Em 1987, a Organização Mundial de Saúde (OMS) e a Organização das Nações Unidas (ONU) criaram o “World AIDS Day”, data que serviria para comemorar a luta contra esta que era uma das infecções mais temidas dá época. No ano seguinte o mundo adotou este projeto, e desde então o primeiro de dezembro seria marcado como o Dia Internacional Da luta Contra a AIDS no Brasil.

20 anos após a criação do “World Aids Day” a tecnologia e qualidade do tratamento da infecção havia avançado, porém, a AIDS ainda era uma doença crônica que mais matava no mundo. Foi pensando nisso que o ministério da saúde teve sua primeira campanha do “Dezembro Vermelho”, que tinha o objetivo de expandir a conscientização populacional para todo o mês de dezembro.

O QUE É A AIDS

A AIDS é uma doença sem cura, mas que pode ser tratada com coquetéis antiaids quando diagnosticada a tempo. Ela pode ser transmitida através do contato entre fluídos corporais, seja por relações sexuais sem preservativo (camisinha), ou por compartilhamento inadequado de seringas e agulhas.

O PROBLEMA MODERNO

Dados recentes do Ministério da Saúde afirmam que cerca de 135 mil brasileiros possam estar vivendo com o HIV sem nem saber. Esta informação contrasta com o amplo acesso que a população brasileira possui ao tratamento gratuito da doença, disponível nas unidades do Sistema Único de Saúde (SUS). 

“Isso demonstra que o problema está na falsa sensação de segurança que a nova geração tem. Diferente dos anos 80 e 90, quando a mídia cobria bastante a evolução do combate à doença, a nova geração não entende a gravidade desta infecção”, afirmou a Dra. Infectologia formada pela UFRJ Isabela Albuquerque.

A SOLUÇÃO É A PRECAUÇÃO E O DIAGNOSTICO PRECOCE

Sobre a importância da precaução, o Ministério da saúde afirma que “Na dúvida, faça o teste”. Quando a detecção e tratamento são precoces, a carga viral pode se tornar indetectável.

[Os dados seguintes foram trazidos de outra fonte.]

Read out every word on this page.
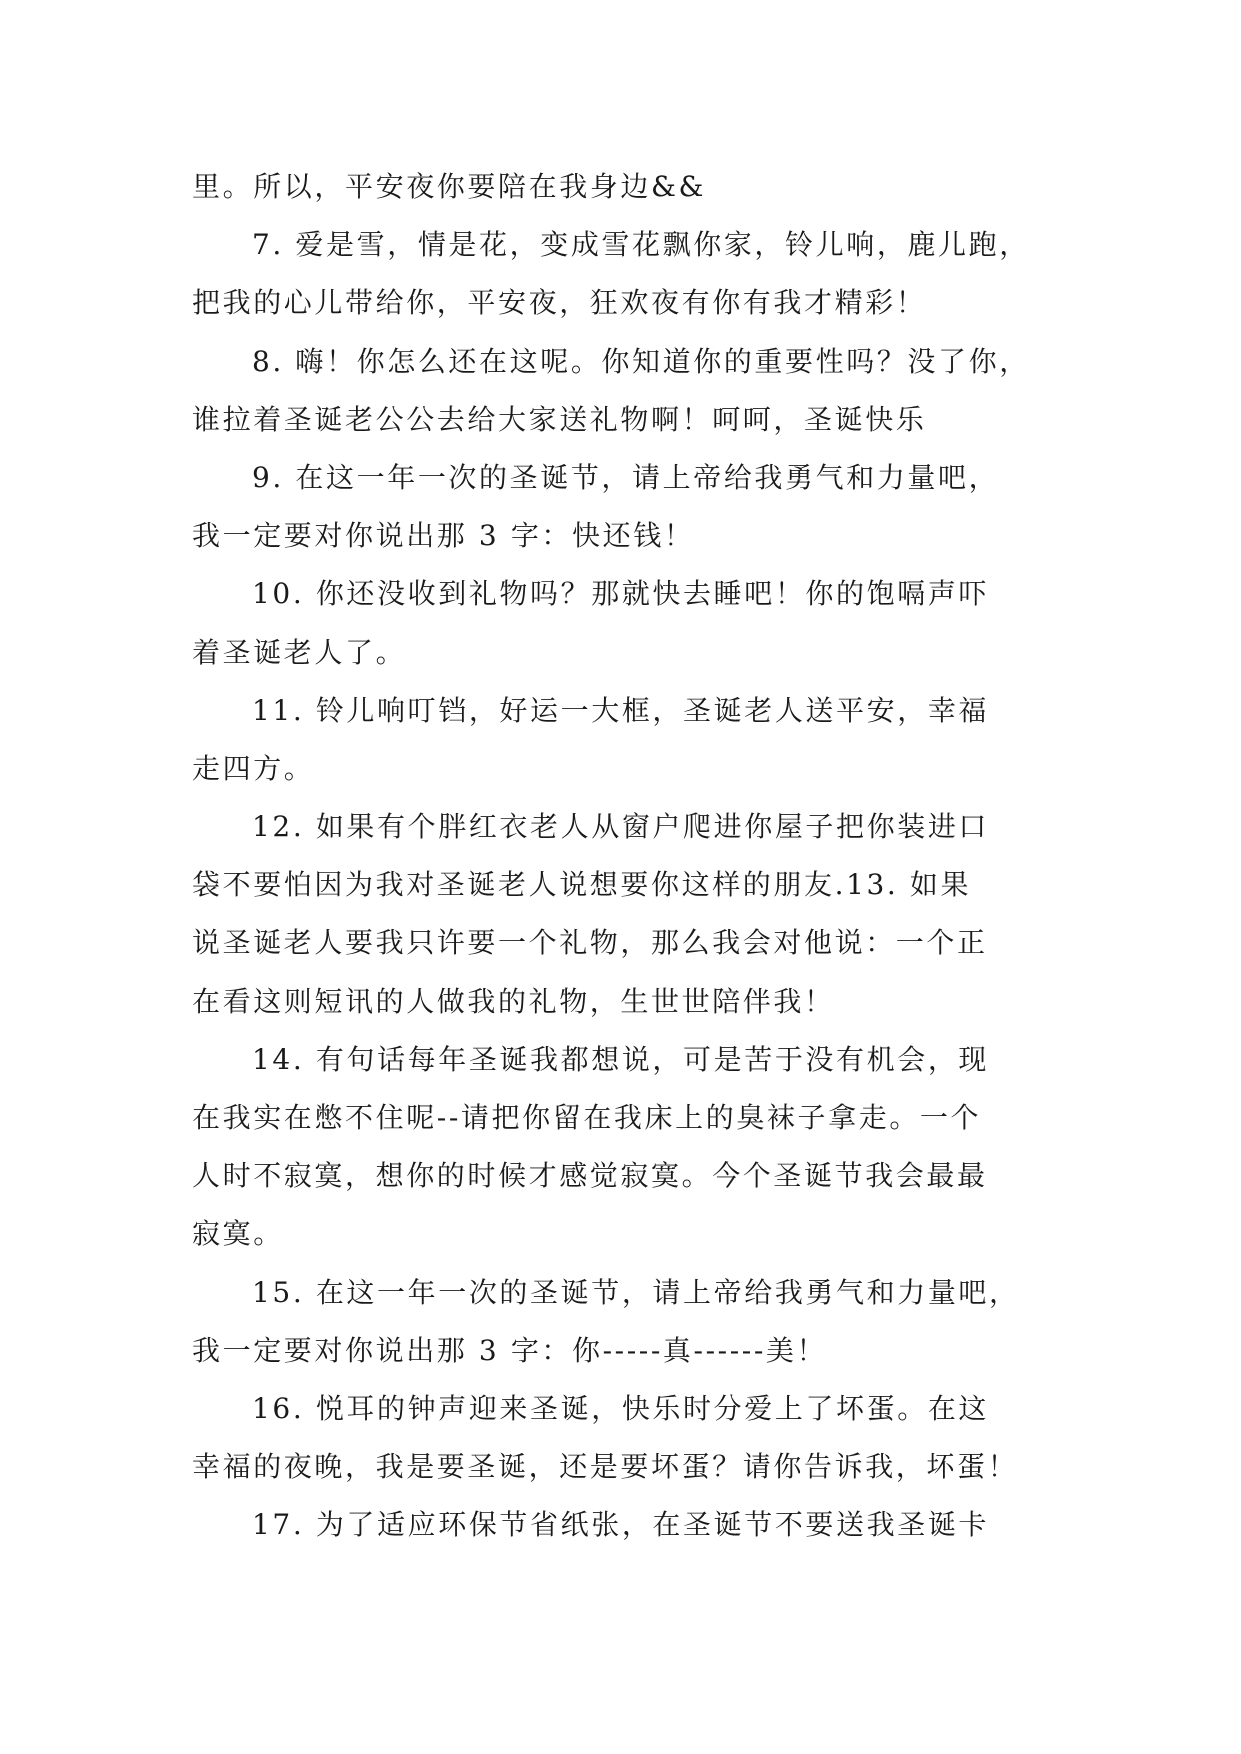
里。所以，平安夜你要陪在我身边&&
7. 爱是雪，情是花，变成雪花飘你家，铃儿响，鹿儿跑，
把我的心儿带给你，平安夜，狂欢夜有你有我才精彩！
8. 嗨！你怎么还在这呢。你知道你的重要性吗？没了你，
谁拉着圣诞老公公去给大家送礼物啊！呵呵，圣诞快乐
9. 在这一年一次的圣诞节，请上帝给我勇气和力量吧，
我一定要对你说出那 3 字：快还钱！
10. 你还没收到礼物吗？那就快去睡吧！你的饱嗝声吓
着圣诞老人了。
11. 铃儿响叮铛，好运一大框，圣诞老人送平安，幸福
走四方。
12. 如果有个胖红衣老人从窗户爬进你屋子把你装进口
袋不要怕因为我对圣诞老人说想要你这样的朋友.13. 如果
说圣诞老人要我只许要一个礼物，那么我会对他说：一个正
在看这则短讯的人做我的礼物，生世世陪伴我！
14. 有句话每年圣诞我都想说，可是苦于没有机会，现
在我实在憋不住呢--请把你留在我床上的臭袜子拿走。一个
人时不寂寞，想你的时候才感觉寂寞。今个圣诞节我会最最
寂寞。
15. 在这一年一次的圣诞节，请上帝给我勇气和力量吧，
我一定要对你说出那 3 字：你-----真------美！
16. 悦耳的钟声迎来圣诞，快乐时分爱上了坏蛋。在这
幸福的夜晚，我是要圣诞，还是要坏蛋？请你告诉我，坏蛋！
17. 为了适应环保节省纸张，在圣诞节不要送我圣诞卡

“Dados recentes do Departamento de Vigilância, Prevenção, e Controle de IST, Aids e das Hepatites Virais (DIHAV) afirmam que um paciente com carga viral indetectável tem risco insignificante de transmissão sexual do HIV! Imagina o quanto isso irá ajudar na autoestima do paciente, além de reduzir os índices de transmissão”, afirmou a Dra Isabela Albuquerque.

Um comentário em "A campanha do dezembro vermelho"

  1. Marcio Meirelles disse:

    Sarampo, malária, febre amarela, doenças sexualmente transmissíveis – moléstias postas sob controle com grande esforço e sacrifício – voltam, com renovada intensidade. É irônico que isso esteja ocorrendo, de certa forma, como uma consequência do sucesso obtido na sua erradicação, já que as novas gerações, por não fazerem ideia do quanto se trabalhou para controlá-las e das angústias então vividas, não parecem dar o devido valor às medidas de prevenção.